Many prescription drug addicts do begin by needing the drug they are prescribed for medical reasons. Somewhere along the line, however, the drug begins to take over their lives and becomes more important than anything else. Nothing will stop them from getting their drug of choice.

It may be difficult to understand how someone could let this happen. How could someone who is reasonably intelligent and sophisticated in regards to drug addiction become an addict? Addiction has nothing to do with intelligence. And addiction to prescription drugs is no different than any other substance abuse problem. Many people in the medical profession abuse prescription drugs. Health care providers may have a slightly higher rate of addiction due to both the stressful nature of the work and their relatively easy access to supplies of narcotics. Clearly, the potential risks and dangers involved with taking narcotics are not unknown among health care providers. This, however, doesn’t stop someone from becoming an addict.

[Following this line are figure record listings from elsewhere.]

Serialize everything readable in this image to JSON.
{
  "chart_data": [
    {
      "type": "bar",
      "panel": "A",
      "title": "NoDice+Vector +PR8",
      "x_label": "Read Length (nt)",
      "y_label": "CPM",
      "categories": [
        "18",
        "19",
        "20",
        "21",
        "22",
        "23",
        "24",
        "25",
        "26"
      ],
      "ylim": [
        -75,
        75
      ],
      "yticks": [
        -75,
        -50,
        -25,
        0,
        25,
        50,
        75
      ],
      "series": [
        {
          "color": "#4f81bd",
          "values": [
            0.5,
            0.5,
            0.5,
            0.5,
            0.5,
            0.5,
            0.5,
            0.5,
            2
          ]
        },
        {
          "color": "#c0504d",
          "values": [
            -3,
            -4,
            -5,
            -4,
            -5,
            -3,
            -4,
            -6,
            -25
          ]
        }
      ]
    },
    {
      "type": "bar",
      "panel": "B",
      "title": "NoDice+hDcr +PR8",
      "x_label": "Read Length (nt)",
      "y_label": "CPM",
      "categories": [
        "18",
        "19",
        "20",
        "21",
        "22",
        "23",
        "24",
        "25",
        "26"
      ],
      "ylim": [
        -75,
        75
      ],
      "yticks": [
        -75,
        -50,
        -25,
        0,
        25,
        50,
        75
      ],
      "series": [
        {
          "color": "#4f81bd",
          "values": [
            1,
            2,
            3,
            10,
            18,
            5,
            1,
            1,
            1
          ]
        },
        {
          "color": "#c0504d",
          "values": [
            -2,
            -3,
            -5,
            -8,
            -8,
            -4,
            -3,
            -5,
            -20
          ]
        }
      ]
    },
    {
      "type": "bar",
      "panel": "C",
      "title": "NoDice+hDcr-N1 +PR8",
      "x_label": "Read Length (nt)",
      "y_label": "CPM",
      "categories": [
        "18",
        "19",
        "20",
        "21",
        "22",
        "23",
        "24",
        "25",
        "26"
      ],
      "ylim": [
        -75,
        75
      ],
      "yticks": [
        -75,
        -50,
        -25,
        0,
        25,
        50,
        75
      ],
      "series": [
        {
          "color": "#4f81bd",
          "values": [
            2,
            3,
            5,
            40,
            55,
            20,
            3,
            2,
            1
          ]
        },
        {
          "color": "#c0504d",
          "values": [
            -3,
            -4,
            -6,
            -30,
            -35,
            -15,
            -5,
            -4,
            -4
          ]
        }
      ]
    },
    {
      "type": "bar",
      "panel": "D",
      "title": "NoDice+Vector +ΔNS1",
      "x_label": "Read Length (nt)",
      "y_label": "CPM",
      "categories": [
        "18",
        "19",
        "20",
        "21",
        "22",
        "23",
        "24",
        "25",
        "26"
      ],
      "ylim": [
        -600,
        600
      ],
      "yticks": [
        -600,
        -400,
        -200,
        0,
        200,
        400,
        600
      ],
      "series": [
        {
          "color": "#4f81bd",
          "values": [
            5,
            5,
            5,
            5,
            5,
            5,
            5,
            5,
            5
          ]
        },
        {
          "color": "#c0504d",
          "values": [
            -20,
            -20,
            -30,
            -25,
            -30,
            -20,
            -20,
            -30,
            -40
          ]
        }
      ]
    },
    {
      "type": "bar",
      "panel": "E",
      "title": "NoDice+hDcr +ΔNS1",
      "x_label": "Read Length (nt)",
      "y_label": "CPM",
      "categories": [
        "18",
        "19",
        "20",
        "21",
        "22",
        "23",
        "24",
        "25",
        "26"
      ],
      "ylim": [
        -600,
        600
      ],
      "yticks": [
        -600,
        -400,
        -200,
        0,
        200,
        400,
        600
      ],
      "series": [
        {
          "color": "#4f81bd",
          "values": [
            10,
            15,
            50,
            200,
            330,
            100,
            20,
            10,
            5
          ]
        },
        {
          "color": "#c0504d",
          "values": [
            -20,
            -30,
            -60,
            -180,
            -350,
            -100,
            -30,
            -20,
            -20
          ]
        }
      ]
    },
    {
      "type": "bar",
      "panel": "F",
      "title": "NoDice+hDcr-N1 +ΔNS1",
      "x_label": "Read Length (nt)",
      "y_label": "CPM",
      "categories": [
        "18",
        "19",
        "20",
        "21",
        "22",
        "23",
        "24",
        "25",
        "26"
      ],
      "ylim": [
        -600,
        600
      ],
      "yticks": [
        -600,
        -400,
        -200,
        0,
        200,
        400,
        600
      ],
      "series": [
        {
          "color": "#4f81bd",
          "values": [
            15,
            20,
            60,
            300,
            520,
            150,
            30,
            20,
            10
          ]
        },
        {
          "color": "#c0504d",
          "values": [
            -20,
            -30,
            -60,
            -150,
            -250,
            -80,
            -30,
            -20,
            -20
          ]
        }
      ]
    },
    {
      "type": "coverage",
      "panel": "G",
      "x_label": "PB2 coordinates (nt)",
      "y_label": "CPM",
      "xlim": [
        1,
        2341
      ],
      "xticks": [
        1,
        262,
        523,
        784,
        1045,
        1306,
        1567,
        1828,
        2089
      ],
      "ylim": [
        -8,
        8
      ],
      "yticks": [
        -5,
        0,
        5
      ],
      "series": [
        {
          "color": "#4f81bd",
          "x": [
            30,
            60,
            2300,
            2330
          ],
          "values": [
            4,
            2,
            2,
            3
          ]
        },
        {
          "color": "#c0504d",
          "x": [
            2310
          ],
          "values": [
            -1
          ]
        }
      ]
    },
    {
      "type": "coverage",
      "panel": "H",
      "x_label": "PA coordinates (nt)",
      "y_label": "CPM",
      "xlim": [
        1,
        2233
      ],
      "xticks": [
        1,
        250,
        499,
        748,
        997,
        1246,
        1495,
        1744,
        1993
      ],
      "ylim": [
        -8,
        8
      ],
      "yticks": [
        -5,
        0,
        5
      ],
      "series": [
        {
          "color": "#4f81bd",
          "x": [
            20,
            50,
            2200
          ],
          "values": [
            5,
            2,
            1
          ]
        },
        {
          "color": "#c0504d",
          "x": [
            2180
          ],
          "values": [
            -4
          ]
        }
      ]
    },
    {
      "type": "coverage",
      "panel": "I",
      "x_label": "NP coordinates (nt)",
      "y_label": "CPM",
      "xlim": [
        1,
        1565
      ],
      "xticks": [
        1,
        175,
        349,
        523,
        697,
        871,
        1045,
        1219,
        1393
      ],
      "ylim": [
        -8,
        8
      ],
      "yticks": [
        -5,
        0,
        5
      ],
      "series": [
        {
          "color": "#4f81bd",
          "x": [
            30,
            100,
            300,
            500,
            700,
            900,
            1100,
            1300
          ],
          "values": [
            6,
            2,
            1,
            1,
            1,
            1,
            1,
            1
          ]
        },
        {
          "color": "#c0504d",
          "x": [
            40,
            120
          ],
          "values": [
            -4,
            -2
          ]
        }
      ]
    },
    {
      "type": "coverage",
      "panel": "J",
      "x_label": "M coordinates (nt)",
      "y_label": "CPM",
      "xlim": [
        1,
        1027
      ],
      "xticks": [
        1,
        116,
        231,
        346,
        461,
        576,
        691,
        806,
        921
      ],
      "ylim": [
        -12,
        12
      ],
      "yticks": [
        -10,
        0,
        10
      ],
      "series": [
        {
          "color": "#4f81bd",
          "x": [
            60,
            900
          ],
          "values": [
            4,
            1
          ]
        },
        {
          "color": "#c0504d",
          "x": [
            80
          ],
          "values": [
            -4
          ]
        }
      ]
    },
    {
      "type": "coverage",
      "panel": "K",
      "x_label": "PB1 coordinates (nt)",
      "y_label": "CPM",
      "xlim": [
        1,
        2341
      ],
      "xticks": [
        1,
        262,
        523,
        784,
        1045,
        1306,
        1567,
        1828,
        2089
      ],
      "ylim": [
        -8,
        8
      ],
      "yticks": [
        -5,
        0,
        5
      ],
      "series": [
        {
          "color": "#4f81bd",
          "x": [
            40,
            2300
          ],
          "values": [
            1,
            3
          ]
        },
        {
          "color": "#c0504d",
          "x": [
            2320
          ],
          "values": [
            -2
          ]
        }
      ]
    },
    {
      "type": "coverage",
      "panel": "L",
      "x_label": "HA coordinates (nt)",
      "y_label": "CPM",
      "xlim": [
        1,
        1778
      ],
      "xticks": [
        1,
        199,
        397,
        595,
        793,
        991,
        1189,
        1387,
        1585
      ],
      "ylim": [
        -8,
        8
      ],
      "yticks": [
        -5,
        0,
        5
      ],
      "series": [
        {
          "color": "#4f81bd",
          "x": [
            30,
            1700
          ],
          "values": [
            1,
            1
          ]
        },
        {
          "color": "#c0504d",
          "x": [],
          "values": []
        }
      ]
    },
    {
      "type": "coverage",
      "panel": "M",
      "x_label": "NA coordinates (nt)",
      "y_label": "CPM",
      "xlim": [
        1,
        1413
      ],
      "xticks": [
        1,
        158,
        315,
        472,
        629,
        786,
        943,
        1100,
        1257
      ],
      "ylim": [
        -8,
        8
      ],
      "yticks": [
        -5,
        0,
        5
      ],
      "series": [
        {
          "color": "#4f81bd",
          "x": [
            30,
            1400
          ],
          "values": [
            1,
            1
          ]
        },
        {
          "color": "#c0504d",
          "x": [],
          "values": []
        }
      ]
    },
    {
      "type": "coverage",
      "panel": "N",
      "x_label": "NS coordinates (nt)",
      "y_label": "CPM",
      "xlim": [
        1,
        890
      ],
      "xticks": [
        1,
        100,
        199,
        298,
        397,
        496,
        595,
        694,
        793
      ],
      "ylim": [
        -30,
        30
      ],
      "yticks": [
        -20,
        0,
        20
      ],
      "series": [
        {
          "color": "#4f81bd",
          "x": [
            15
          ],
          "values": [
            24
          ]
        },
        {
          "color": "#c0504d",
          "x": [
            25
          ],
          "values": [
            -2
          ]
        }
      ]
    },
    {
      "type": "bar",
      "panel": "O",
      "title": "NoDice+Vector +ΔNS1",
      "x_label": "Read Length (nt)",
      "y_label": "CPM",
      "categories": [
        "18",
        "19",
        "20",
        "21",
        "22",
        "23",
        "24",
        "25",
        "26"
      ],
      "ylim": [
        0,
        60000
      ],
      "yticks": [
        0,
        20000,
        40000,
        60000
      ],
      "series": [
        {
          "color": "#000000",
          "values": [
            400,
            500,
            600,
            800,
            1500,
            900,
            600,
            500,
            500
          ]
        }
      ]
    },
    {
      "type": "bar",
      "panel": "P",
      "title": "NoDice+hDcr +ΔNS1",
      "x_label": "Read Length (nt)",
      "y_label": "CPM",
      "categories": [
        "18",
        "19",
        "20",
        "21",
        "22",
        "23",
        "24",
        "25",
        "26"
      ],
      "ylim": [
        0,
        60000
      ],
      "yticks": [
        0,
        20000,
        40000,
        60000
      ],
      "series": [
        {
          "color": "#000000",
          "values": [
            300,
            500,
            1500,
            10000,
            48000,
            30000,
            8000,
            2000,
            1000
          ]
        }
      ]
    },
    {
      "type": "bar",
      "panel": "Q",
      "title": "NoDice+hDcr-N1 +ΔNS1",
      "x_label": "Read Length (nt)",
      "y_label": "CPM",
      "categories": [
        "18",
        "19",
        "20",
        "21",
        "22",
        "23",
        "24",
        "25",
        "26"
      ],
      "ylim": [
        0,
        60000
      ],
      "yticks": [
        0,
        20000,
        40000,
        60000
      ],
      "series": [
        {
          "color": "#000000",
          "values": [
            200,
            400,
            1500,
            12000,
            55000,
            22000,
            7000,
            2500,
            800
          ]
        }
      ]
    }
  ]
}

Along with addiction, there are addictive behaviors that are quite common among Dexedrine addicts. Lying, keeping secrets, hiding pills and obsessively counting them, making unnecessary emergency room visits and constantly "doctor shopping." As the addiction escalates, engaging in such illegal activities as stealing prescription pads, committing forgery, and buying drugs off the street is also quite common behavior.

  • Drug Facts
  • extroamphetamine (Dexedrine) is an amphetamine, belonging to the group of medicines called central nervous system (CNS) stimulants it is a Schedule II controlled substance.
  • Dexedrine is manufactured in orange 5mg, 10mg, 20mg tablets and 5mg, 10mg, and 15mg clear and brown capsules.
  • The symptoms of a Dexedrine overdose are: abdominal cramps, coma, confusion, convulsions, depression, diarrhea, fatigue, hallucinations, high fever, heightened reflexes, high or low blood pressure, irregular heartbeat, nausea, panic, rapid breathing, restlessness, tremor, and vomiting
  • Dexedrine was developed in the 1920's and initially used to treat depression and obesity, but since then, stringent controls have greatly reduced medical use.